B-13922, JANUARY 13, 1941, 20 COMP. GEN. 363

TRANSPORTATION - DEPENDENTS - FIRST PERMANENT DUTY STATION A NAVAL OFFICER IS NOT ENTITLED TO TRANSPORTATION OF HIS DEPENDENTS FROM HIS HOME, WHICH IS NOT A PERMANENT STATION, TO HIS FIRST PERMANENT/DUTY STATION--- WHETHER A RESERVE OFFICER OR A RETIRED OFFICER--- AND THIS RULE IS NOT AFFECTED BY THE ASSIGNMENT OF TEMPORARY DUTY INTERVENING BETWEEN DEPARTURE FROM HIS HOME AND ASSIGNMENT TO HIS FIRST PERMANENT/DUTY STATION. 10 COMP. GEN. 122, DISTINGUISHED.

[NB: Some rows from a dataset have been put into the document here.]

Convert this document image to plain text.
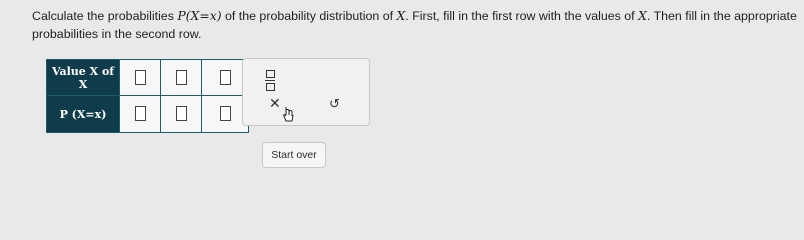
Calculate the probabilities P(X=x) of the probability distribution of X. First, fill in the first row with the values of X. Then fill in the appropriate probabilities in the second row.

Value X of X			
P (X=x)			
✕	↺
Start over
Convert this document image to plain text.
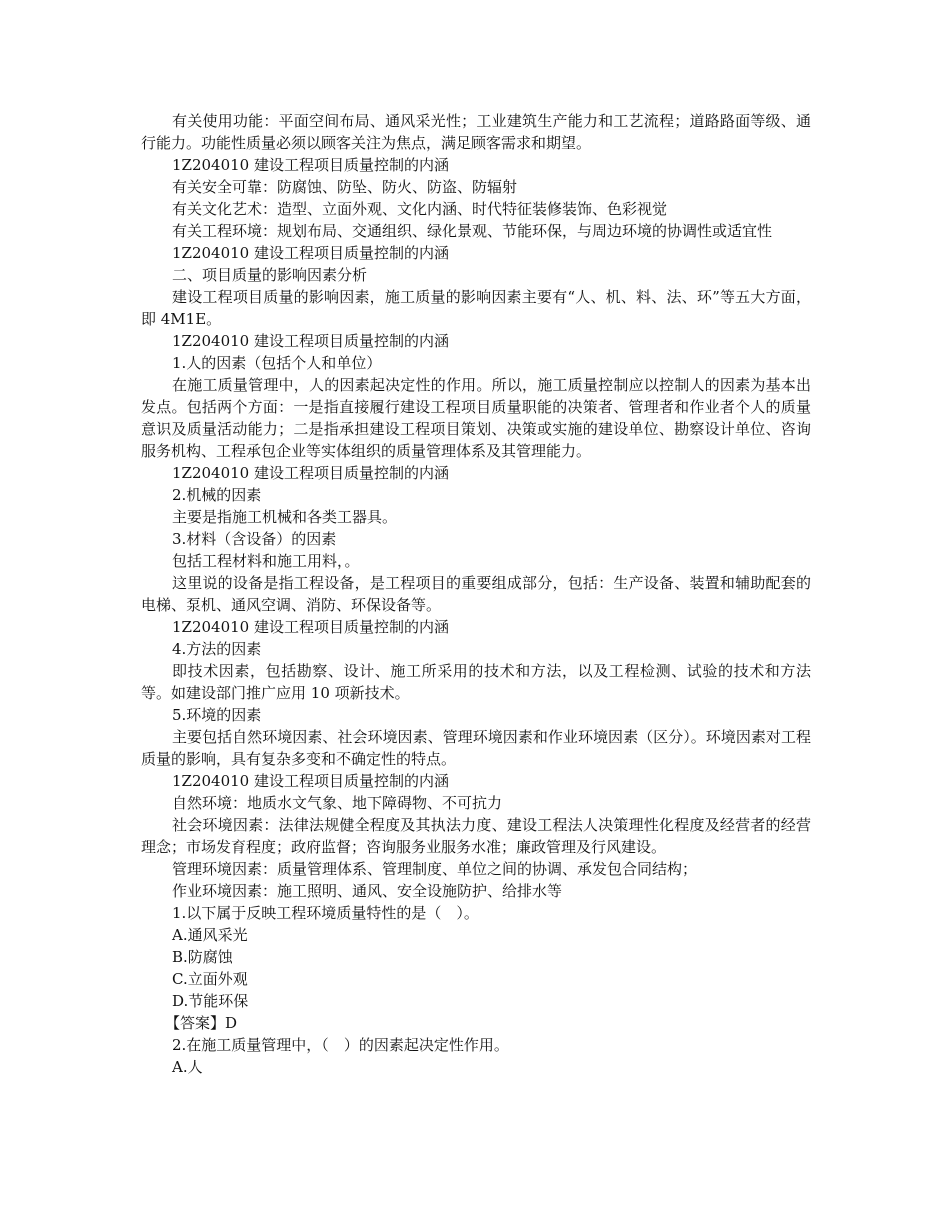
有关使用功能：平面空间布局、通风采光性；工业建筑生产能力和工艺流程；道路路面等级、通行能力。功能性质量必须以顾客关注为焦点，满足顾客需求和期望。

1Z204010 建设工程项目质量控制的内涵

有关安全可靠：防腐蚀、防坠、防火、防盗、防辐射

有关文化艺术：造型、立面外观、文化内涵、时代特征装修装饰、色彩视觉

有关工程环境：规划布局、交通组织、绿化景观、节能环保，与周边环境的协调性或适宜性

1Z204010 建设工程项目质量控制的内涵

二、项目质量的影响因素分析

建设工程项目质量的影响因素，施工质量的影响因素主要有“人、机、料、法、环”等五大方面，即 4M1E。

1Z204010 建设工程项目质量控制的内涵

1.人的因素（包括个人和单位）

在施工质量管理中，人的因素起决定性的作用。所以，施工质量控制应以控制人的因素为基本出发点。包括两个方面：一是指直接履行建设工程项目质量职能的决策者、管理者和作业者个人的质量意识及质量活动能力；二是指承担建设工程项目策划、决策或实施的建设单位、勘察设计单位、咨询服务机构、工程承包企业等实体组织的质量管理体系及其管理能力。

1Z204010 建设工程项目质量控制的内涵

2.机械的因素

主要是指施工机械和各类工器具。

3.材料（含设备）的因素

包括工程材料和施工用料，。

这里说的设备是指工程设备，是工程项目的重要组成部分，包括：生产设备、装置和辅助配套的电梯、泵机、通风空调、消防、环保设备等。

1Z204010 建设工程项目质量控制的内涵

4.方法的因素

即技术因素，包括勘察、设计、施工所采用的技术和方法，以及工程检测、试验的技术和方法等。如建设部门推广应用 10 项新技术。

5.环境的因素

主要包括自然环境因素、社会环境因素、管理环境因素和作业环境因素（区分）。环境因素对工程质量的影响，具有复杂多变和不确定性的特点。

1Z204010 建设工程项目质量控制的内涵

自然环境：地质水文气象、地下障碍物、不可抗力

社会环境因素：法律法规健全程度及其执法力度、建设工程法人决策理性化程度及经营者的经营理念；市场发育程度；政府监督；咨询服务业服务水准；廉政管理及行风建设。

管理环境因素：质量管理体系、管理制度、单位之间的协调、承发包合同结构；

作业环境因素：施工照明、通风、安全设施防护、给排水等

1.以下属于反映工程环境质量特性的是（　）。

A.通风采光

B.防腐蚀

C.立面外观

D.节能环保

【答案】D

2.在施工质量管理中，（　）的因素起决定性作用。

A.人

ASSISTANT COMPTROLLER GENERAL ELLIOTT TO THE SECRETARY OF THE NAVY, JANUARY 13, 1941:

REFERENCE IS MADE TO YOUR LETTER OF DECEMBER 9, 1940, FORWARDING THE CLAIM IN LIEUTENANT ( JR. GR.) HOWARD C. PIEPER, MC-V (G), U.S. NAVAL RESERVE, FOR REIMBURSEMENT OF THE COST OF TRAVEL OF HIS DEPENDENT (WIFE) FROM PENSACOLA, FLA., TO GLENVIEW, ILL., UNDER THE CONDITIONS EXISTING IN HIS CASE AS HEREINAFTER STATED. WITH THIS CLAIM YOU TRANSMIT A LETTER OF NOVEMBER 13, 1940, FROM THE CHIEF OF THE BUREAU OF NAVIGATION, WHO REFERS TO A DECISION OF THE FORMER COMPTROLLER GENERAL OF THE UNITED STATES, SEPTEMBER 12, 1930, A-33298, 10 COMP. GEN. 122, IN THE CASE OF AN OFFICER APPOINTED IN THE MEDICAL CORPS OF THE REGULAR ARMY FROM CIVIL LIFE WHO WAS ASSIGNED A TEMPORARY STATION, AND THEREAFTER ASSIGNED A PERMANENT STATION, AND IT WAS HELD HE WAS ENTITLED TO TRANSPORTATION OF DEPENDENTS FROM HIS FORMER MILITARY (TEMPORARY) STATION TO HIS FIRST PERMANENT STATION UNDER SECTION 12 OF THE ACT OF MAY 18, 1920, 41 STAT. 604. THE CHIEF OF THE BUREAU OF NAVIGATION SUGGESTS THAT SAID DECISION MAY BE APPLICABLE TO THE CLAIM OF LIEUTENANT PIEPER, AND YOU HAVE REQUESTED DECISION ON THE QUESTIONS PRESENTED BY THE CHIEF OF THE BUREAU OF NAVIGATION IN PARAGRAPHS 7 AND 8 OF HIS LETTER. THOSE PARAGRAPHS ARE AS FOLLOWS:

7. IN VIEW OF THE APPARENT CONFLICTING PROVISIONS OF THE VARIOUS DECISIONS, IT IS REQUESTED THAT THE ATTACHED CLAIM BE REFERRED TO THE COMPTROLLER GENERAL FOR DECISION AS TO WHETHER OR NOT THE RULING MADE IN DECISION OF SEPTEMBER 12, 1930, APPLIES ONLY TO OFFICERS ON RECEIVING COMMISSION AND ASSIGNMENT TO FIRST DUTY, OR WHETHER IT MAY ALSO BE APPLIED TO OFFICERS ON THE RETIRED LIST AND NAVAL RESERVE OFFICERS CALLED TO ACTIVE DUTY, FIRST ASSIGNED A TEMPORARY DUTY STATION, AND SUBSEQUENTLY ASSIGNED A PERMANENT DUTY STATION.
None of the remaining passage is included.